David Zaring, a business ethics and law professor at Wharton, said Wednesday’s raid makes him wonder if Deutsche Bank will ever get out from under its past. “They’ve paid a lot of fines, and a lot of fines for money laundering in particular, as well as wider compliance areas,” he told Fortune, “It’s fair to say that they have had a compliance problem. And I’m guessing that they hoped they’d solved some of those problems already.” 

The latest allegations

Frankfurt prosecutors confirmed they are investigating “unknown responsible parties and employees” over suspected money laundering connected to transactions between 2013 and 2018.

Specifically, prosecutors are examining whether Deutsche Bank failed to file suspicious activity reports in a timely manner—a violation that German regulators have treated with increasing severity. In February 2025, BaFin (Germany’s financial watchdog) hit Deutsche Bank with a $27.5 million fire related to three separate regulatory offences. Then, in November, it imposed a record $52.5 million fine on JPMorgan for alleged “systematic failure” to submit timely money laundering reports.​

Bloomberg reported that the probe centers on Deutsche Bank’s business relationships with companies linked to Roman Abramovich, the sanctioned Russian billionaire who made his fortune in metals and energy before gaining international prominence as Chelsea Football Club’s former owner. A legal representative for Abramovich denied any wrongdoing to Bloomberg, and also denied that the searches were related to his activities at all, stating his client “has always acted in accordance with applicable domestic and international laws and regulations.”

A familiar refrain

The 2013-2018 timeframe under current investigation by the Germans overlaps precisely with Deutsche Bank’s relationship with convicted sex offender Jeffrey Epstein. That connection ultimately cost the bank more than $350 million in settlements and fines. During those same years, the bank opened more than 40 accounts for Epstein and his entities, processing millions in suspicious transactions despite regulators finding “significant compliance failures” and inadequate monitoring of account activity.​ The bank has since apologized for its relationship with the disgraced financier. 
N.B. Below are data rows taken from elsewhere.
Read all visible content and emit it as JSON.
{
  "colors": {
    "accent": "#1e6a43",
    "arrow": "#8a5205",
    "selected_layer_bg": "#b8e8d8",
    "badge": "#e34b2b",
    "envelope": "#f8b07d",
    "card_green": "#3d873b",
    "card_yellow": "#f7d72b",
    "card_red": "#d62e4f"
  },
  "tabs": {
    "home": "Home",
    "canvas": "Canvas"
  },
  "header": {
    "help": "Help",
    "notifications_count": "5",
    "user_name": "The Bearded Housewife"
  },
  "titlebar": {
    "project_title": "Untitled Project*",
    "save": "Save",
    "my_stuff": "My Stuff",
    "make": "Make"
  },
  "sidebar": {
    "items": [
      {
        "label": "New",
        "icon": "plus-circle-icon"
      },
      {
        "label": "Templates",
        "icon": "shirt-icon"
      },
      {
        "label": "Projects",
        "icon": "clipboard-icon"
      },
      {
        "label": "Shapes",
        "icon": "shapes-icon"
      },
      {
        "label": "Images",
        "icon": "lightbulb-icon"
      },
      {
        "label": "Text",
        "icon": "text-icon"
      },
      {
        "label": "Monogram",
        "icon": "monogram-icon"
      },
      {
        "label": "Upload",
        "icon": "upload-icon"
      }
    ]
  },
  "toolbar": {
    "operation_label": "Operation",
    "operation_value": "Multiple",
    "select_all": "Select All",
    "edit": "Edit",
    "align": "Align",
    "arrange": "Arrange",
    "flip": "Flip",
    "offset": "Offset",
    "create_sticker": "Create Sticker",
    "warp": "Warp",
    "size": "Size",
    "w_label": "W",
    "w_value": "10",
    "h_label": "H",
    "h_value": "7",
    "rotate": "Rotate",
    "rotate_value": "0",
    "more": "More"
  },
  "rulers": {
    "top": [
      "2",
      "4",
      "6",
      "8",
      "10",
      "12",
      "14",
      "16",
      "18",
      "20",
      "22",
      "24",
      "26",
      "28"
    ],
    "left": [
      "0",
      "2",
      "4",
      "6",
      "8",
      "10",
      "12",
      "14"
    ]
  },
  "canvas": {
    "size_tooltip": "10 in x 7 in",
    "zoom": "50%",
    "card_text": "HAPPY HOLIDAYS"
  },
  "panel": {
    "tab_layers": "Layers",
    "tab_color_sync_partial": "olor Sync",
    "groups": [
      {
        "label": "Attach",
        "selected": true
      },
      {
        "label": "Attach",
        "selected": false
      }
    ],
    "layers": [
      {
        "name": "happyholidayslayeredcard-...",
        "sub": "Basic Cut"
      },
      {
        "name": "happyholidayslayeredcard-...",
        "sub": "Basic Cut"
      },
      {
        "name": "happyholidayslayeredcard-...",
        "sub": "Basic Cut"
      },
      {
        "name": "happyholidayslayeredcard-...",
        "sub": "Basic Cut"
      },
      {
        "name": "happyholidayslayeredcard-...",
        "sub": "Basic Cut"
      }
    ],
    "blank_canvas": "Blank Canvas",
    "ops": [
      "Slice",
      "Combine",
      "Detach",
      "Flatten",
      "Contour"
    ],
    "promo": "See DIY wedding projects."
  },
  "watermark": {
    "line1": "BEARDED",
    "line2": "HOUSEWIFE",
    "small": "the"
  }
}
The case also echoes the bank’s involvement with Danske Bank’s Estonian branch, which processed $227 billion in suspicious transactions largely originating from Russia and the former Soviet states between 2007 and 2015. Deutsche Bank allegedly facilitated approximately $627 million in so-called “mirror trades” through Danske Bank in Lithuania—part of what became Europe’s largest money laundering scandal. That relationship contributed to a $186 million penalty imposed by the U.S. Federal Reserve in 2023 for the bank’s failure to remediate long-standing anti-money laundering deficiencies.
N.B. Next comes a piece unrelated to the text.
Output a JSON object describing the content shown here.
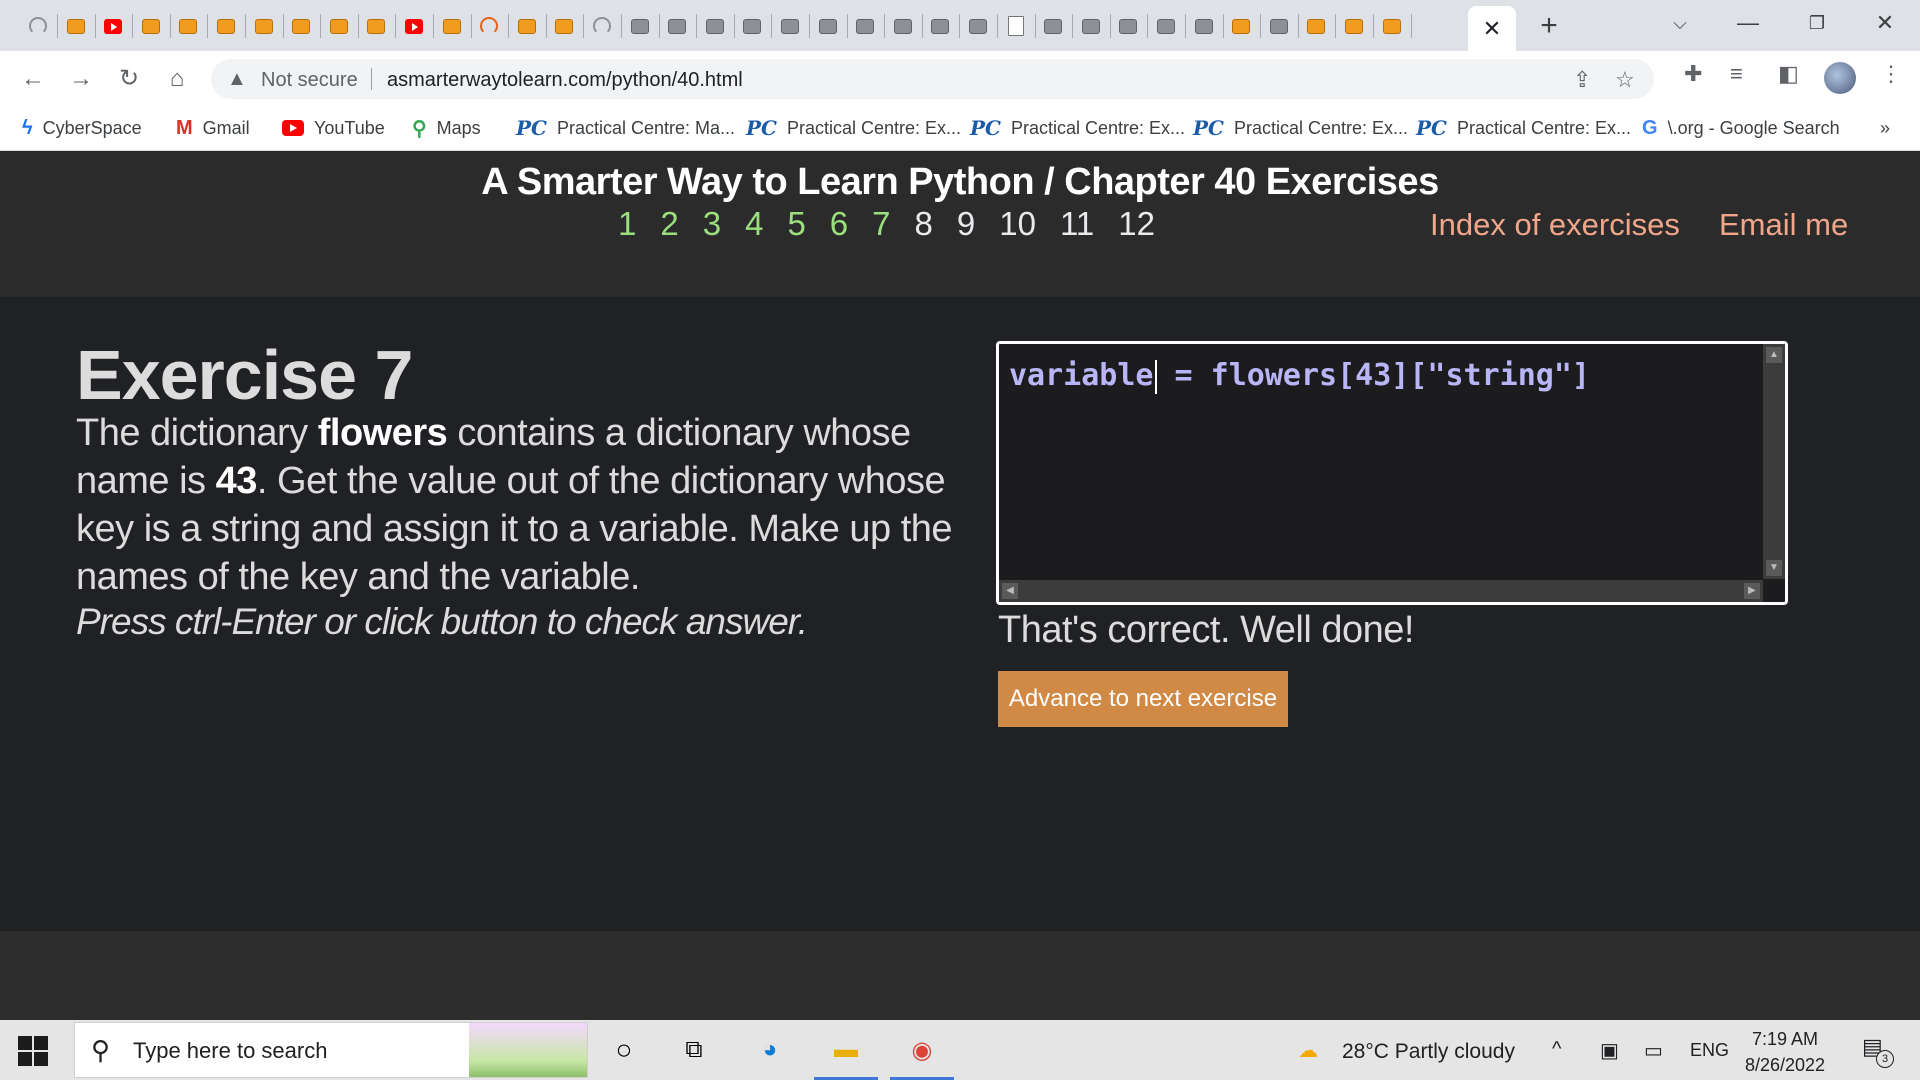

Separate from the Danske Bank scandal, in 2017, New York regulators fined the bank $425 million for operating a “mirror trading” scheme that moved $10 billion out of Russia through its Moscow, London, and New York offices. U.K. regulators added their own penalty, with the Financial Conduct Authority documenting how over $10 billion was transferred out of Russia “in a manner highly suggestive of financial crime.”

Can Deutsche Bank ever move on?

Under Sewing’s leadership, the bank has made considerable investments in strengthening controls, including bolstering anti-financial-crime processes through technology, training, and additional specialized staff, a Deutsche Bank spokesperson told Fortune last year. Regulatory investigations since 2020 have resulted in compliance reforms, and the bank has terminated numerous high-risk client relationships.​

But the latest raid stands to remind the German lender how long the tail of compliance failures can extend. 

“Deutsche Bank had it worse from 2013 to 2018. But this does make it look like they’re back in the situation they were in 10 years ago,” Zaring told Fortune. “And I don’t think anyone wants that.”